Recours effectif : Le délai imparti à un détenu pour contester une OQTF est trop court

Les dispositions relatives à la contestation par un étranger détenu d’une obligation de quitter le territoire français n’opèrent pas une conciliation équilibrée entre le droit au recours juridictionnel effectif et l’objectif poursuivi par le législateur, a jugé le Conseil constitutionnel à l’occasion d’une question prioritaire de constitutionnalité posée par un détenu et plusieurs associations.
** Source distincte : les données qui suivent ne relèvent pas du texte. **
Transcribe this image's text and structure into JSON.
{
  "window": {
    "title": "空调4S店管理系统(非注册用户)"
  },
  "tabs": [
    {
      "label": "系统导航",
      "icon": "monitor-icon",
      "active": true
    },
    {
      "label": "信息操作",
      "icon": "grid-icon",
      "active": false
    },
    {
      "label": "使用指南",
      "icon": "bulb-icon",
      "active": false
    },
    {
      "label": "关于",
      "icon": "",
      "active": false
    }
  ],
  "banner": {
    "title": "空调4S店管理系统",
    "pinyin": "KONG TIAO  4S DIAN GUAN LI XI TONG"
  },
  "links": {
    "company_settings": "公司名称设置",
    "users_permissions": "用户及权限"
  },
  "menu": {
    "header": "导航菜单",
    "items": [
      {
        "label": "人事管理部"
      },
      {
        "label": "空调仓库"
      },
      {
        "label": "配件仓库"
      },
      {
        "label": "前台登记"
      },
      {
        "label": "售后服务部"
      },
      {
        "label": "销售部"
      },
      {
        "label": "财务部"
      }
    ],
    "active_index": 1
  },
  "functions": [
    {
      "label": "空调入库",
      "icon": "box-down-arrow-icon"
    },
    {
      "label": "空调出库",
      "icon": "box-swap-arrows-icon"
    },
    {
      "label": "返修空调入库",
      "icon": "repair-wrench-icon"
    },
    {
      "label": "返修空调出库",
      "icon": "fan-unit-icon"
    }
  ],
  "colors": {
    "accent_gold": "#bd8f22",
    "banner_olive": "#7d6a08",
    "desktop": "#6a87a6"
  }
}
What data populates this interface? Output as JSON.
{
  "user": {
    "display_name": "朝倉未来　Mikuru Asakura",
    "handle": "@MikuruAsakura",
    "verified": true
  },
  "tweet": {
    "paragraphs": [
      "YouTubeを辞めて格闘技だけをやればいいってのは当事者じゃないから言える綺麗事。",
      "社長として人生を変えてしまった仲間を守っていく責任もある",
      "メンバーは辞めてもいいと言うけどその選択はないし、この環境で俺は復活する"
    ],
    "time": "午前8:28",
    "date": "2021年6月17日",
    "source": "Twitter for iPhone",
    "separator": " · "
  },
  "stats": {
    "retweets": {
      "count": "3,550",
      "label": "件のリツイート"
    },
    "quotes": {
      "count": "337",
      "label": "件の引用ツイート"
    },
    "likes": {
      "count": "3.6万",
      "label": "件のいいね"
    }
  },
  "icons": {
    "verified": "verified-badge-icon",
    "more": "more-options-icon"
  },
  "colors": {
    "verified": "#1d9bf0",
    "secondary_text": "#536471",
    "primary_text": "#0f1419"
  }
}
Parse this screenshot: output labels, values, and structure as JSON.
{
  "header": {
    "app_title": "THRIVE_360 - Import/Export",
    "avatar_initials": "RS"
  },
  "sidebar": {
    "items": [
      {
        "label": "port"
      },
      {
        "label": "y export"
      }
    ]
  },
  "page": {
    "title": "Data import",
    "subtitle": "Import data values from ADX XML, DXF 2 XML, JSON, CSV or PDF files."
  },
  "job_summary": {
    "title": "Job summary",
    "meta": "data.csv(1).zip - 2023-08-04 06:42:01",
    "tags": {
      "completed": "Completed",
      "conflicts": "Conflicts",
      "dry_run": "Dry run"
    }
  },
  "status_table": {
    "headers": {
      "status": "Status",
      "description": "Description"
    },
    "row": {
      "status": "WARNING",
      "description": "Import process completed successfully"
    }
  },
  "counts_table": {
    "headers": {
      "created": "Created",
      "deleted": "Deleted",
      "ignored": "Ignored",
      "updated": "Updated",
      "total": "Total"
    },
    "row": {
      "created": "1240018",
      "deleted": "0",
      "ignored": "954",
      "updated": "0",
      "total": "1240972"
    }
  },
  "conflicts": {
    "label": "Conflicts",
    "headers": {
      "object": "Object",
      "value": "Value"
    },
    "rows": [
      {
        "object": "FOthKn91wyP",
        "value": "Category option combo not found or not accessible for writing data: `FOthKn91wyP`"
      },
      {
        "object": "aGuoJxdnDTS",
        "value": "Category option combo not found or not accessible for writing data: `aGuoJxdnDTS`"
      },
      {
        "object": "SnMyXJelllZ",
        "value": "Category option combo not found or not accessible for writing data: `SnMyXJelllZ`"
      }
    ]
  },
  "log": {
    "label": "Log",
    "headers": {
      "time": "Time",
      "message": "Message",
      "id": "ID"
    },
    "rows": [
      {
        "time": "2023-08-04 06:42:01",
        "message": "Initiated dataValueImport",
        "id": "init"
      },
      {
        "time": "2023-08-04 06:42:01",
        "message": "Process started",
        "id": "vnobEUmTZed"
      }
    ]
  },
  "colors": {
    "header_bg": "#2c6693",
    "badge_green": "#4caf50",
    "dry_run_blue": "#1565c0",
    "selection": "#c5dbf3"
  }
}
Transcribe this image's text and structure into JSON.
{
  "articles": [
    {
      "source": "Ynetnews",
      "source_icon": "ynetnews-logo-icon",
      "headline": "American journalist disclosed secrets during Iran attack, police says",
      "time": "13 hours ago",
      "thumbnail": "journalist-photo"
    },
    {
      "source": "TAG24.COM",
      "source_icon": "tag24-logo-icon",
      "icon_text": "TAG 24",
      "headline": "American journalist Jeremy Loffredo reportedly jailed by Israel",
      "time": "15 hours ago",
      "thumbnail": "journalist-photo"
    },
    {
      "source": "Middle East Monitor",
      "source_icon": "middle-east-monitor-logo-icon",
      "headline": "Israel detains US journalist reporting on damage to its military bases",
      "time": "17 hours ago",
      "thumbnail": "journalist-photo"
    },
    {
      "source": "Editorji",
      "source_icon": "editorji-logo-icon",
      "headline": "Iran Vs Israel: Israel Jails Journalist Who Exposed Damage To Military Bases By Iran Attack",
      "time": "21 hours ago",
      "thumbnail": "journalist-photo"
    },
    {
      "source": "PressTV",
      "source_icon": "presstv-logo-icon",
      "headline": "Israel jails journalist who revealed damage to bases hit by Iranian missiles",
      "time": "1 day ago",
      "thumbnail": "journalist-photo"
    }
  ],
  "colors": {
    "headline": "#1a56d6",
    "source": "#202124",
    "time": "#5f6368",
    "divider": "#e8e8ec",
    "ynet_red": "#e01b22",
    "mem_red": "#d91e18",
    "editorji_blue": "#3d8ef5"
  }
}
Le paragraphe III de l'article L. 512-1 du code de l'entrée et du séjour des étrangers et du droit d'asile (rédaction loi n° 2016-274du 7 mars 2016) détermine la procédure et les délais applicables en cas de contestation par un étranger de l'obligation de quitter le territoire français notifiée en même temps que son placement en rétention ou son assignation à résidence et le paragraphe IV de cet article dispose que « lorsque l'étranger est en détention, il est statué sur son recours selon la procédure et dans les délais prévus au III. Dès la notification de l'obligation de quitter le territoire français, l'étranger est informé, dans une langue qu'il comprend, qu'il peut demander l'assistance d'un interprète ainsi que d'un conseil ».
Il était soutenu que ce paragraphe IV de l'article précité méconnaît les exigences résultant de l'article 16 de la Déclaration des droits de l'homme et du citoyen de 1789 car les délais impartis à un étranger détenu pour exercer son recours à l'encontre d'une obligation de quitter le territoire français et ceux impartis au juge pour statuer sur cette contestation sont, au regard des conditions particulières de la détention, « trop courts pour garantir le caractère effectif du recours et l'exercice des droits de la défense » et le législateur n'aurait par ailleurs pas prévu de garanties suffisantes de nature à assurer à l'étranger en détention un accès effectif à un interprète et à un avocat dans ces délais.
Les dispositions contestées prévoient que lorsqu'un étranger se voit notifier une obligation de quitter le territoire français en même temps que son placement en rétention administrative ou son assignation à résidence, il peut demander l'annulation de cette obligation dans un délai de 48 heures à compter de sa notification et le juge administratif doit statuer au plus tard 72 heures à compter de sa saisine. Le paragraphe IV applique ces délais à l'étranger en détention auquel a été notifiée une obligation de quitter le territoire français.
Un délai maximum de cinq jours entre la notification d'une obligation de quitter le territoire à un étranger détenu et le moment où le juge administratif se prononce sur la légalité de cette mesure s'il en est saisi constitue, estime le Conseil
L’administration peut, poursuit le Conseil, procéder à cette notification suffisamment tôt au cours de l'incarcération tout en reportant son exécution à la fin de celle-ci, il n’est donc pas nécessaire d’enserrer dans un délai maximal de cinq jours le temps global imparti à l'étranger détenu afin de former son recours et au juge afin de statuer sur celui-ci. Ces dispositions, qui s'appliquent quelle que soit la durée de la détention, n'opèrent pas « une conciliation équilibrée entre le droit au recours juridictionnel effectif et l'objectif poursuivi par le législateur d'éviter le placement de l'étranger en rétention administrative à l'issue de sa détention » et les mots « et dans les délais » figurant à la première phrase du paragraphe IV de l'article L. 512-1 du code de l'entrée et du séjour des étrangers et du droit d'asile sont déclarés contraires à la Constitution.
Aucun motif ne justifie, selon le Conseil, de reporter les effets de cette déclaration d'inconstitutionnalité qui est dès lors applicable à toutes les instances non jugées définitivement à la date de publication de la décision.